What you need to know:
Do not enter any relationship with the hope of solving your problems
Are you one of those people that are always moaning about your bad luck in love? If your heart has been broken and mended so many times that it now has more patches than the original, then you do need to take a minute and read this article. First of all, I would advise that you take time to do some thorough stock taking before getting back on that runaway horse.
Secondly, there is nothing wrong with you, you just happened to get the wrong side of the stick and fortunately, that can be changed. For you to turn things around, here is what you are probably doing wrong and what you can do to make things right.
Punching above your weight
There are people who seem to think that they can change their status either materially or socially by relating with those above their own station in life. In other words, they are social climbers. There is nothing wrong with anyone wanting to better their lives. In fact, this upward movement is the way societies advance. However, if the only reason you decide to date someone is because they provide the possibility of your own social and economic advancement, the truth is, you will be miserable.
First, this will be a partnership of inequality. The social climber will forever try to catch up with their partner. They will find themselves always having to prove themselves, which definitely creates resentment and ultimately, frustration. The one of higher status will always have that unfair advantage that if not watched, can result in some form of abuse. This is a situation that can be solved by dating people in your or slightly above your station. People with whom you have things in common.
Punching below your weight
It is equally disadvantageous to date way below your status. If you want to discuss the merits and demerits of the First World War reparation that Germany was forced to pay and why these could have led to the Second World War and your partner does not know that there were such wars, your ship is heading straight for an iceberg. To steer your ship safely to the shores, look for people with a shared background. People who will not find your lifestyle and life perception irritatingly snobbish.
You keep on falling
We all have that friend who is perpetually falling in and out of love. It is amazing how they always manage to find partners and even more amazing how fast they lose them. It is understandable for a teenager who is at the mercy of hormones to experience crushes, but there is a certain age when this becomes unseemly and problematic.
I once read somewhere that if you see an outfit or shoes you think you love, do not buy them immediately but rather, come the following day and if you still feel the same way about the item, take it home. If such care is required when choosing a dispensable item such as an outfit, why not use the same wisdom when choosing a partner?
The sayings that all that glitters is not gold and wisdom can be found in a shabby coat are all true. Take time to study that person you are dating before you jump in with both feet.
Using dating as therapy
Some people feel the need to have someone because they do not like their own company. You honestly cannot give what you do not have. If you cannot love yourself, how will you be able to love someone else?
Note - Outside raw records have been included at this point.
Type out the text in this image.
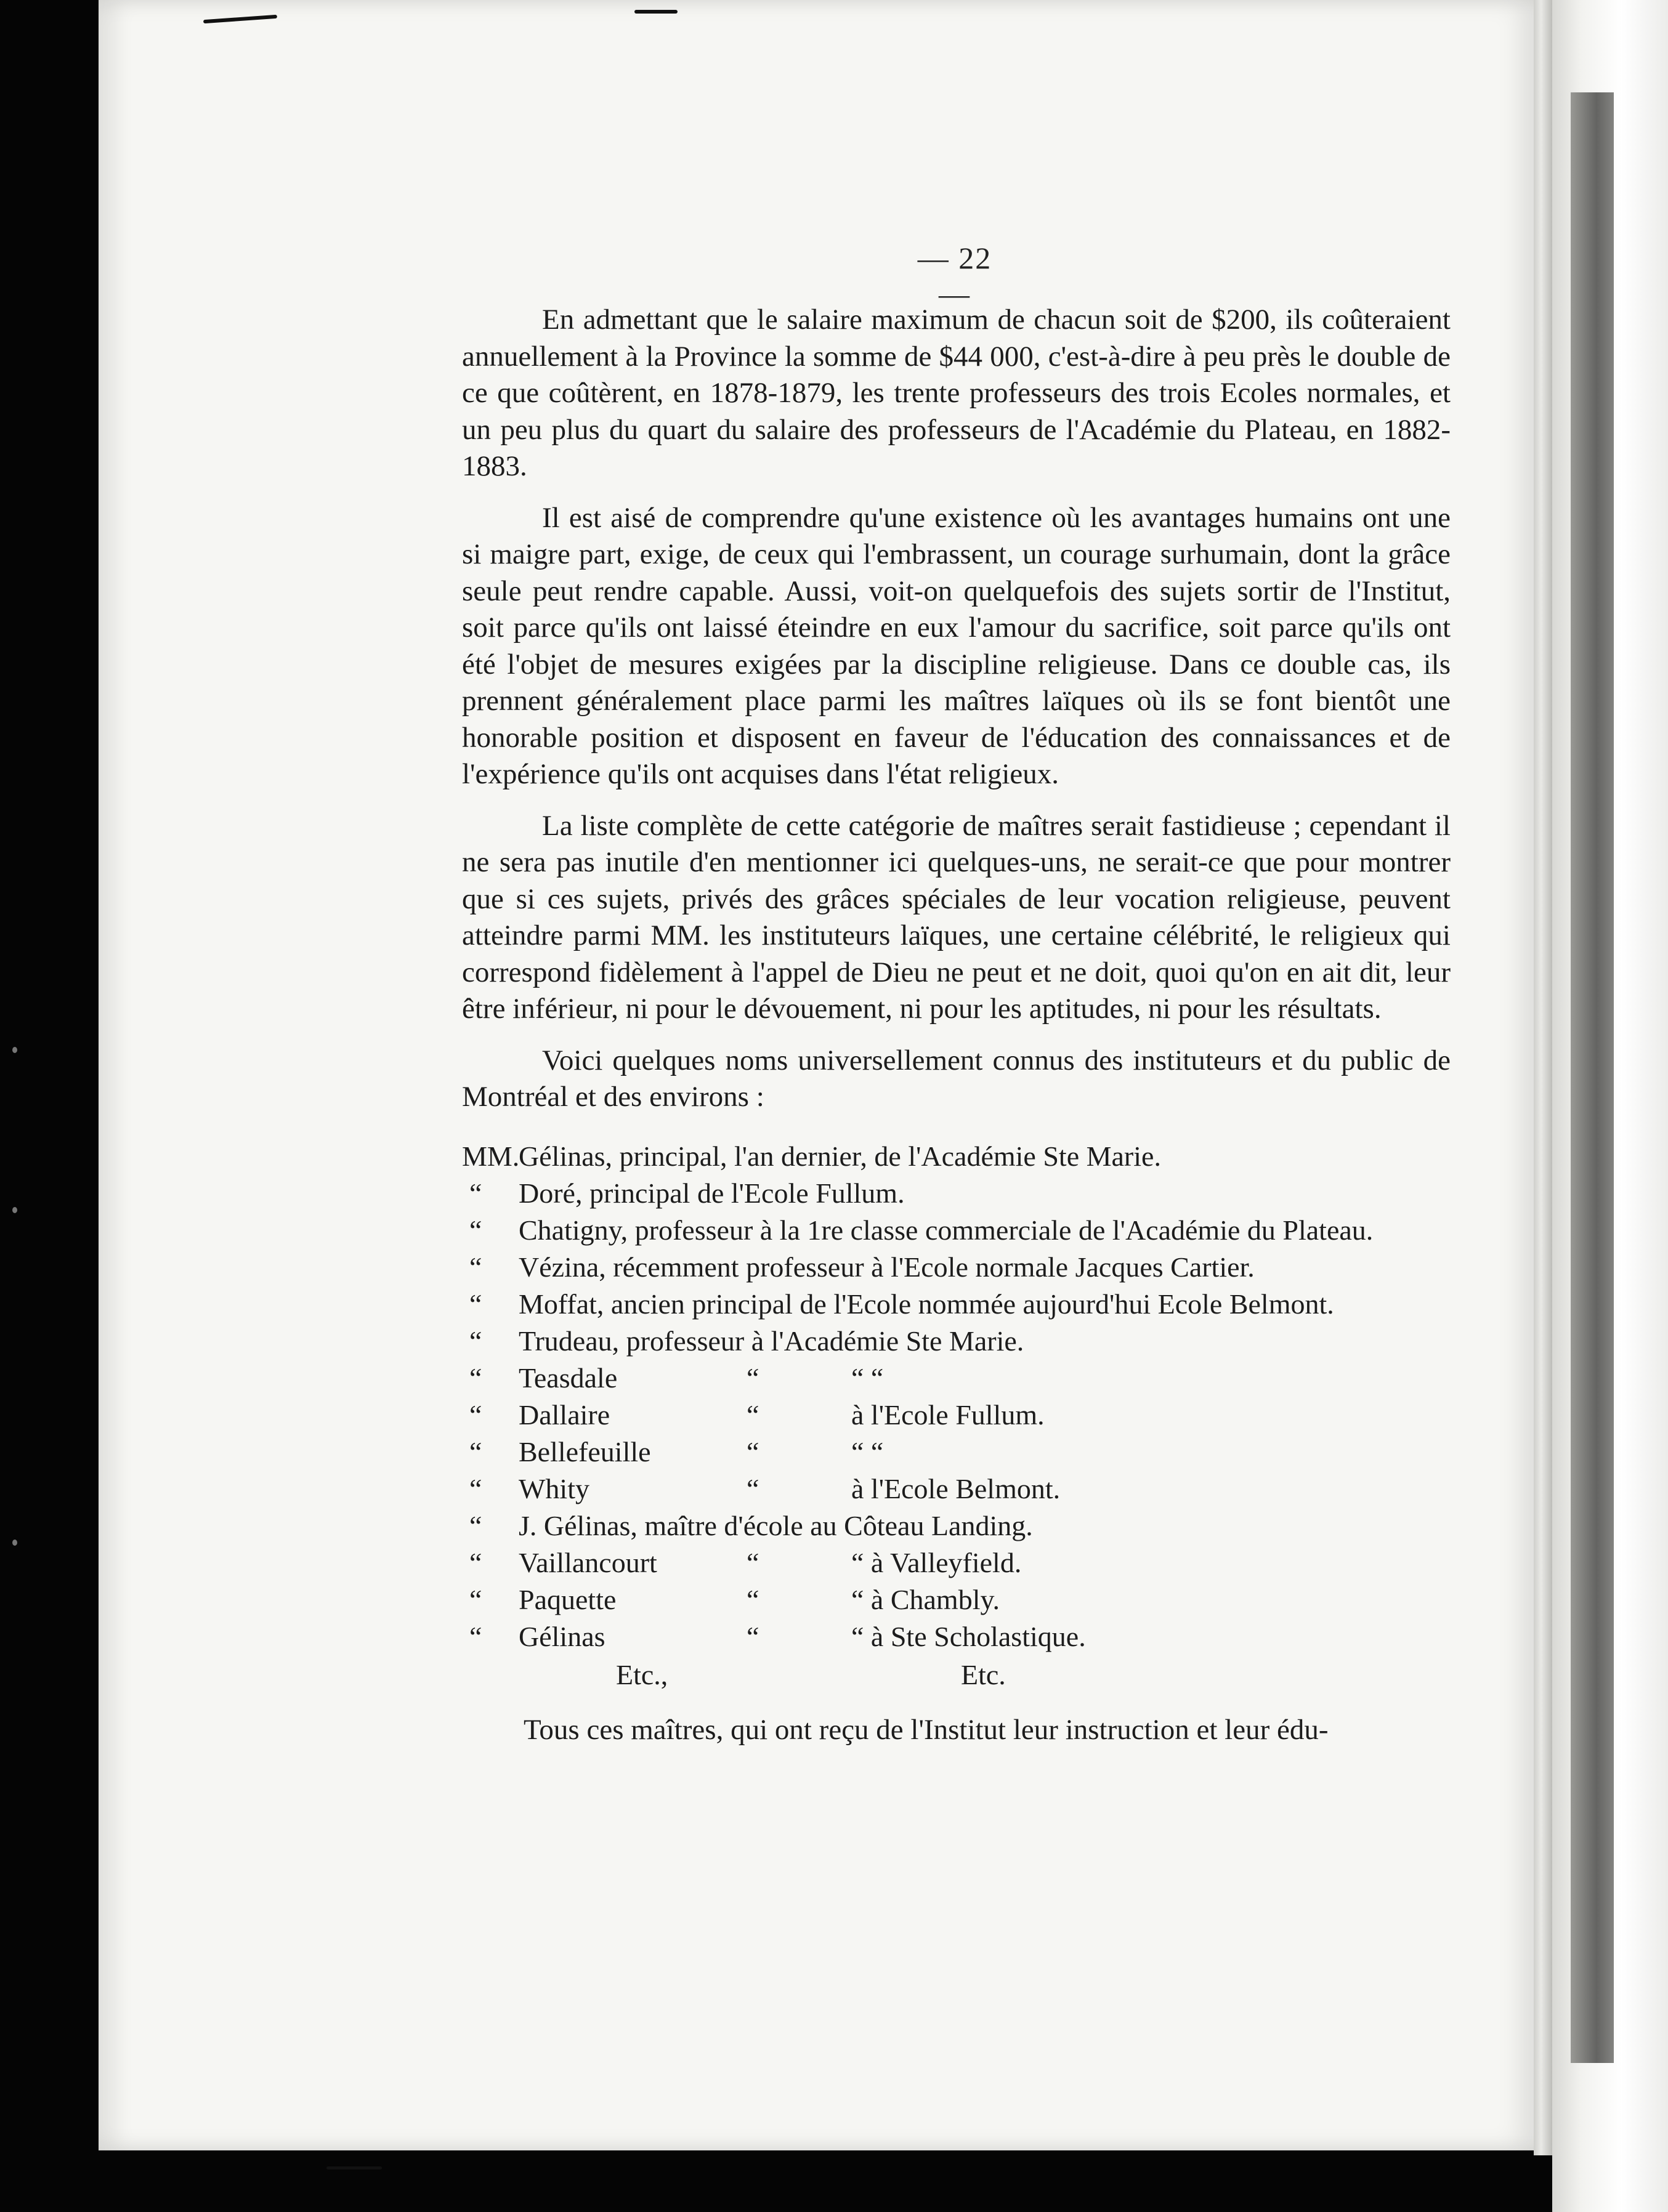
— 22 —

En admettant que le salaire maximum de chacun soit de $200, ils coûteraient annuellement à la Province la somme de $44 000, c'est-à-dire à peu près le double de ce que coûtèrent, en 1878-1879, les trente professeurs des trois Ecoles normales, et un peu plus du quart du salaire des professeurs de l'Académie du Plateau, en 1882-1883.

Il est aisé de comprendre qu'une existence où les avantages humains ont une si maigre part, exige, de ceux qui l'embrassent, un courage surhumain, dont la grâce seule peut rendre capable. Aussi, voit-on quelquefois des sujets sortir de l'Institut, soit parce qu'ils ont laissé éteindre en eux l'amour du sacrifice, soit parce qu'ils ont été l'objet de mesures exigées par la discipline religieuse. Dans ce double cas, ils prennent généralement place parmi les maîtres laïques où ils se font bientôt une honorable position et disposent en faveur de l'éducation des connaissances et de l'expérience qu'ils ont acquises dans l'état religieux.

La liste complète de cette catégorie de maîtres serait fastidieuse ; cependant il ne sera pas inutile d'en mentionner ici quelques-uns, ne serait-ce que pour montrer que si ces sujets, privés des grâces spéciales de leur vocation religieuse, peuvent atteindre parmi MM. les instituteurs laïques, une certaine célébrité, le religieux qui correspond fidèlement à l'appel de Dieu ne peut et ne doit, quoi qu'on en ait dit, leur être inférieur, ni pour le dévouement, ni pour les aptitudes, ni pour les résultats.

Voici quelques noms universellement connus des instituteurs et du public de Montréal et des environs :

MM.
Gélinas, principal, l'an dernier, de l'Académie Ste Marie.
“	Doré, principal de l'Ecole Fullum.
“	Chatigny, professeur à la 1re classe commerciale de l'Académie du Plateau.
“	Vézina, récemment professeur à l'Ecole normale Jacques Cartier.
“	Moffat, ancien principal de l'Ecole nommée aujourd'hui Ecole Belmont.
“	Trudeau, professeur à l'Académie Ste Marie.
“	Teasdale	“	“ “
“	Dallaire	“	à l'Ecole Fullum.
“	Bellefeuille	“	“ “
“	Whity	“	à l'Ecole Belmont.
“	J. Gélinas, maître d'école au Côteau Landing.
“	Vaillancourt	“	“ à Valleyfield.
“	Paquette	“	“ à Chambly.
“	Gélinas	“	“ à Ste Scholastique.
Etc.,	Etc.

Tous ces maîtres, qui ont reçu de l'Institut leur instruction et leur édu-
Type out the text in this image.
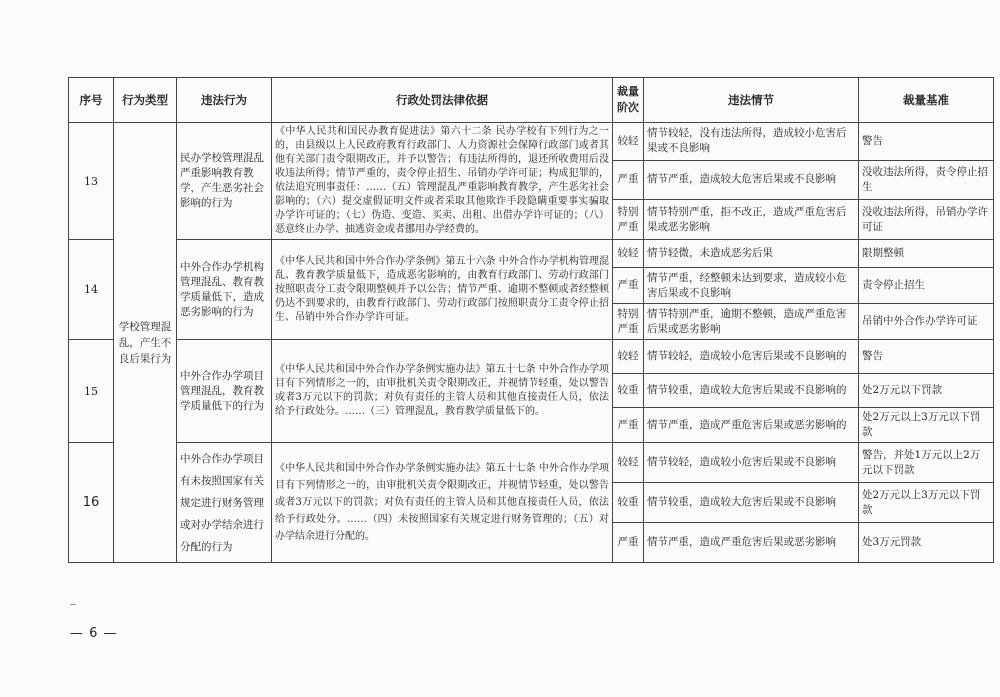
序号	行为类型	违法行为	行政处罚法律依据	裁量阶次	违法情节	裁量基准
13	学校管理混乱，产生不良后果行为	民办学校管理混乱严重影响教育教学，产生恶劣社会影响的行为	《中华人民共和国民办教育促进法》第六十二条 民办学校有下列行为之一的，由县级以上人民政府教育行政部门、人力资源社会保障行政部门或者其他有关部门责令限期改正，并予以警告；有违法所得的，退还所收费用后没收违法所得；情节严重的，责令停止招生、吊销办学许可证；构成犯罪的，依法追究刑事责任：……（五）管理混乱严重影响教育教学，产生恶劣社会影响的；（六）提交虚假证明文件或者采取其他欺诈手段隐瞒重要事实骗取办学许可证的；（七）伪造、变造、买卖、出租、出借办学许可证的；（八）恶意终止办学、抽逃资金或者挪用办学经费的。	较轻	情节较轻，没有违法所得，造成较小危害后果或不良影响	警告
				严重	情节严重，造成较大危害后果或不良影响	没收违法所得，责令停止招生
				特别严重	情节特别严重，拒不改正，造成严重危害后果或恶劣影响	没收违法所得，吊销办学许可证
14		中外合作办学机构管理混乱、教育教学质量低下，造成恶劣影响的行为	《中华人民共和国中外合作办学条例》第五十六条 中外合作办学机构管理混乱、教育教学质量低下，造成恶劣影响的，由教育行政部门、劳动行政部门按照职责分工责令限期整顿并予以公告；情节严重、逾期不整顿或者经整顿仍达不到要求的，由教育行政部门、劳动行政部门按照职责分工责令停止招生、吊销中外合作办学许可证。	较轻	情节轻微，未造成恶劣后果	限期整顿
				严重	情节严重，经整顿未达到要求，造成较小危害后果或不良影响	责令停止招生
				特别严重	情节特别严重，逾期不整顿，造成严重危害后果或恶劣影响	吊销中外合作办学许可证
15		中外合作办学项目管理混乱，教育教学质量低下的行为	《中华人民共和国中外合作办学条例实施办法》第五十七条 中外合作办学项目有下列情形之一的，由审批机关责令限期改正，并视情节轻重，处以警告或者3万元以下的罚款；对负有责任的主管人员和其他直接责任人员，依法给予行政处分。……（三）管理混乱，教育教学质量低下的。	较轻	情节较轻，造成较小危害后果或不良影响的	警告
				较重	情节较重，造成较大危害后果或不良影响的	处2万元以下罚款
				严重	情节严重，造成严重危害后果或恶劣影响的	处2万元以上3万元以下罚款
16		中外合作办学项目有未按照国家有关规定进行财务管理或对办学结余进行分配的行为	《中华人民共和国中外合作办学条例实施办法》第五十七条 中外合作办学项目有下列情形之一的，由审批机关责令限期改正，并视情节轻重，处以警告或者3万元以下的罚款；对负有责任的主管人员和其他直接责任人员，依法给予行政处分。……（四）未按照国家有关规定进行财务管理的；（五）对办学结余进行分配的。	较轻	情节较轻，造成较小危害后果或不良影响	警告，并处1万元以上2万元以下罚款
				较重	情节较重，造成较大危害后果或不良影响	处2万元以上3万元以下罚款
				严重	情节严重，造成严重危害后果或恶劣影响	处3万元罚款
— 6 —
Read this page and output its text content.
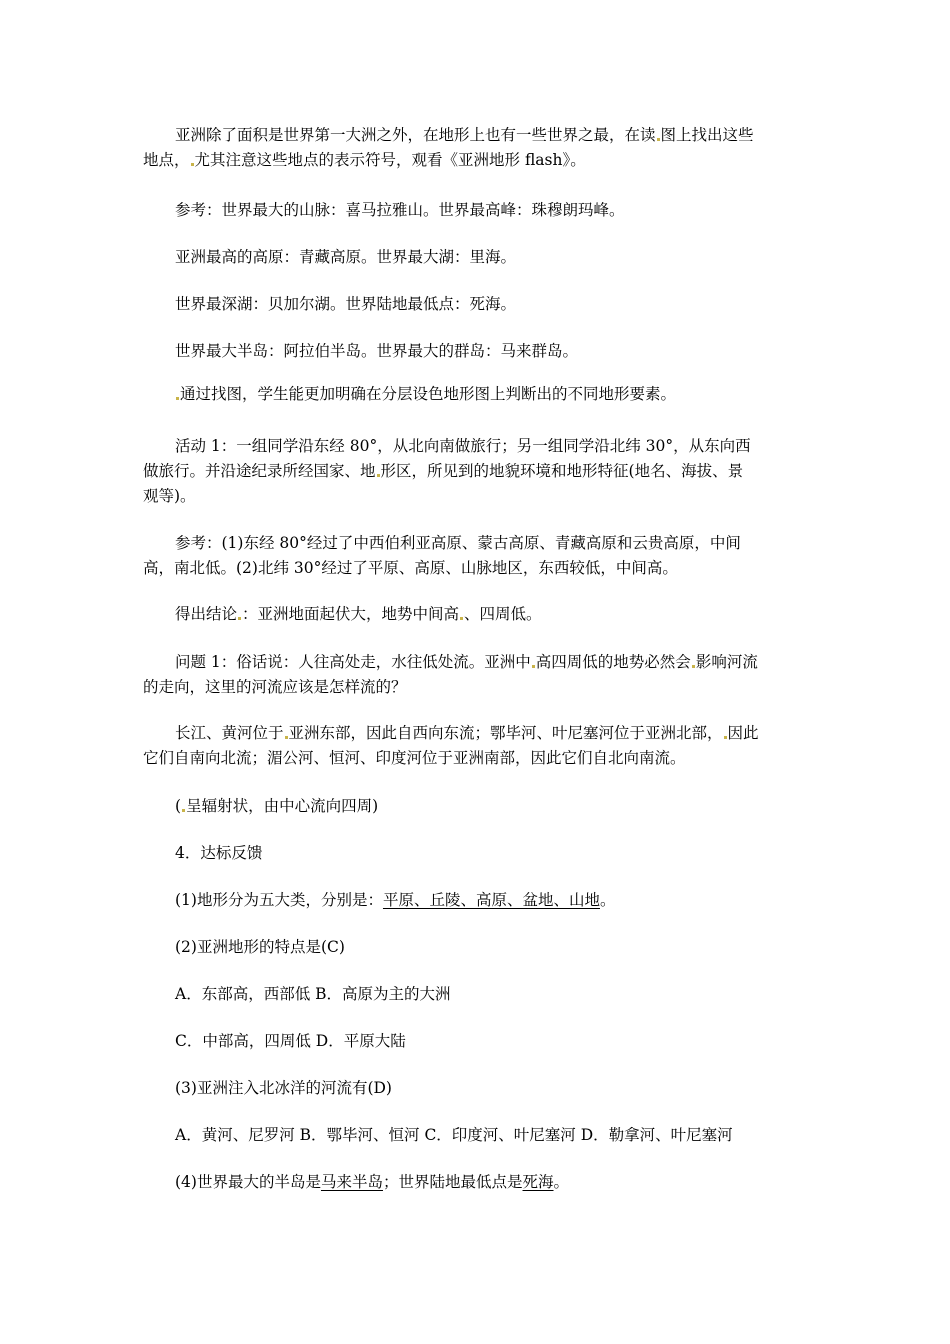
亚洲除了面积是世界第一大洲之外，在地形上也有一些世界之最，在读 图上找出这些
地点， 尤其注意这些地点的表示符号，观看《亚洲地形 flash》。

参考：世界最大的山脉：喜马拉雅山。世界最高峰：珠穆朗玛峰。

亚洲最高的高原：青藏高原。世界最大湖：里海。

世界最深湖：贝加尔湖。世界陆地最低点：死海。

世界最大半岛：阿拉伯半岛。世界最大的群岛：马来群岛。

通过找图，学生能更加明确在分层设色地形图上判断出的不同地形要素。
活动 1：一组同学沿东经 80°，从北向南做旅行；另一组同学沿北纬 30°，从东向西
做旅行。并沿途纪录所经国家、地 形区，所见到的地貌环境和地形特征(地名、海拔、景
观等)。
参考：(1)东经 80°经过了中西伯利亚高原、蒙古高原、青藏高原和云贵高原，中间
高，南北低。(2)北纬 30°经过了平原、高原、山脉地区，东西较低，中间高。
得出结论 ：亚洲地面起伏大，地势中间高 、四周低。
问题 1：俗话说：人往高处走，水往低处流。亚洲中 高四周低的地势必然会 影响河流
的走向，这里的河流应该是怎样流的？
长江、黄河位于 亚洲东部，因此自西向东流；鄂毕河、叶尼塞河位于亚洲北部， 因此
它们自南向北流；湄公河、恒河、印度河位于亚洲南部，因此它们自北向南流。
( 呈辐射状，由中心流向四周)

4．达标反馈

(1)地形分为五大类，分别是：平原、丘陵、高原、盆地、山地。

(2)亚洲地形的特点是(C)

A．东部高，西部低 B．高原为主的大洲

C．中部高，四周低 D．平原大陆

(3)亚洲注入北冰洋的河流有(D)

A．黄河、尼罗河 B．鄂毕河、恒河 C．印度河、叶尼塞河 D．勒拿河、叶尼塞河

(4)世界最大的半岛是马来半岛；世界陆地最低点是死海。
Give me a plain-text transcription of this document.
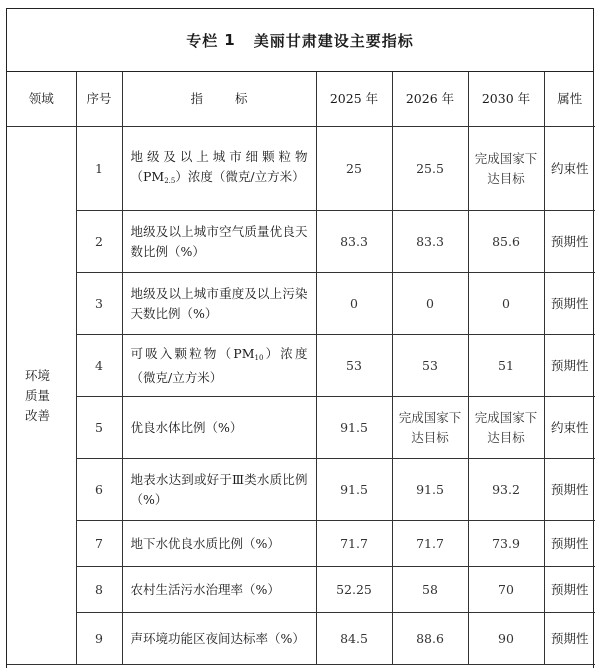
专栏 1 美丽甘肃建设主要指标
领域	序号	指 标	2025 年	2026 年	2030 年	属性

环境质量改善	1	地级及以上城市细颗粒物$(PM_{2.5})$浓度（微克/立方米）	25	25.5	完成国家下达目标	约束性
	2	地级及以上城市空气质量优良天数比例（%）	83.3	83.3	85.6	预期性
	3	地级及以上城市重度及以上污染天数比例（%）	0	0	0	预期性
	4	可吸入颗粒物$(PM_{10})$浓度（微克/立方米）	53	53	51	预期性
	5	优良水体比例（%）	91.5	完成国家下达目标	完成国家下达目标	约束性
	6	地表水达到或好于Ⅲ类水质比例（%）	91.5	91.5	93.2	预期性
	7	地下水优良水质比例（%）	71.7	71.7	73.9	预期性
	8	农村生活污水治理率（%）	52.25	58	70	预期性
	9	声环境功能区夜间达标率（%）	84.5	88.6	90	预期性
First, take time to understand and appreciate who you are or else you will be expecting to get that from the relationship which will ultimately strain it and lead to its demise. If you are insecure about your body and its abilities, you will be quick to see the other’s faults or get defensive about your own faults when they are pointed out. This is usually the beginning of disagreements. If you cannot stand loneliness or rejection, you will be clingy and jealous, which will all be a turn off.
Do not enter any relationship with the hope of solving any of your problems; be they emotional, material or social. In fact, in such a relationship, you will get a double portion of all that you are running away from including frustration, loneliness and self-pity. Save yourself and your partner by putting your house in order before inviting guests in it.